MSNBC contributor Anand Giridharadas pushed back on calls for "unity" with Republicans, who are busily working to undo the results of an election loss to Joe Biden.

The author and columnist told MSNBC's "Morning Joe" that Senate Majority Leader Mitch McConnell and other GOP officials are indulging the president's conspiracy theories at the expense of U.S. democratic institutions, and he's not willing to tolerate that behavior.

"I think we have to realize how serious it is what Mitch McConnell is doing," he said. "I think O.J. [Simpson] has a right to look for the real killers and people on Reddit have a right to find out what really happened with the moon landing, and Donald Trump has a right to find the real election results.
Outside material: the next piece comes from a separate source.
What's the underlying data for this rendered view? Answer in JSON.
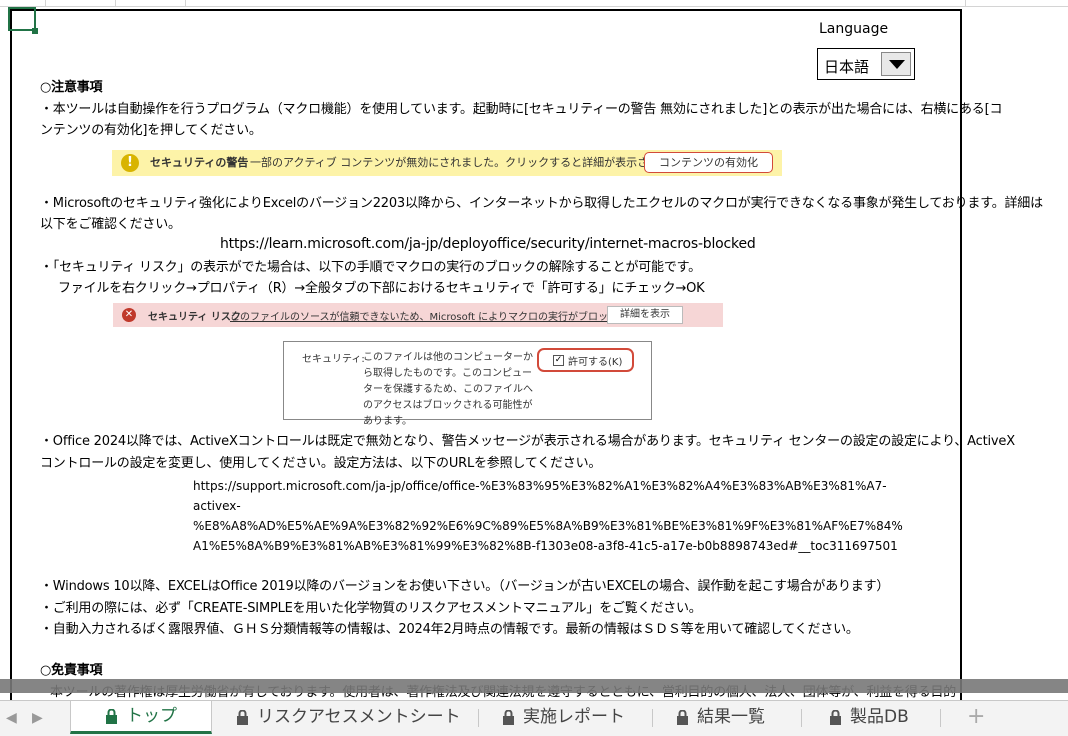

But that doesn't make it right and, actually, when you are president of the United States, being a conspiracy theorizer is not a personal preference, it has institutional consequences."

Trump pushed out Defense Secretary Mike Esper, who had reportedly considered resigning, as the Department of Justice takes up his fraud claims along with the Senate majority leader, and both Giridharadas and retired admiral James Stavridis were alarmed by the situation.

"When Mitch McConnell then gets up and refuses to acknowledge reality, the reality that [MSNBC contributor ] was pointing out, the military is already recognizing, it's actually incredibly, incredibly dangerous moment in this country's life," Giridharadas said. "We are going to have to get through that."

Biden has talked about restoring normalcy and bipartisan cooperation, but Giridharadas doesn't see how that's possible.

"Biden has talked about the restoration of normalcy, working across the aisle, but you don't pursue unity with your abuser," he said. "You don't pursue unity with people trying to sabotage your democracy live right now. You don't reach out your hand to people whose hands are themselves busy rigging democracy to throw out all of the votes of the entire state of Pennsylvania, [in] a court filing from yesterday."

"In terms of the future, we are going to get through this, we are going to get a Biden presidency in January," Giridharadas added. "I think the important opportunity in this moment is for Joe Biden to reflect on whether the kind of normal that we had in 2016, the kind of normal that got Donald Trump elected, is any kind of place to go back to, and there are already indications among the Democrats I talk to, including, most prominently, Chuck Schumer, the minority leader who wants to be the majority leader in January, that the old ways of the old Democratic Party, the caution, the institutionalism, the reticence to make bold, big change is dangerous. As Chuck Schumer told me, that kind of approach that Democrats have pursued for the last 20 years, under his tenure, partly, is going to get us another Donald Trump in the future and maybe this time a Donald Trump who can read and write and get things done."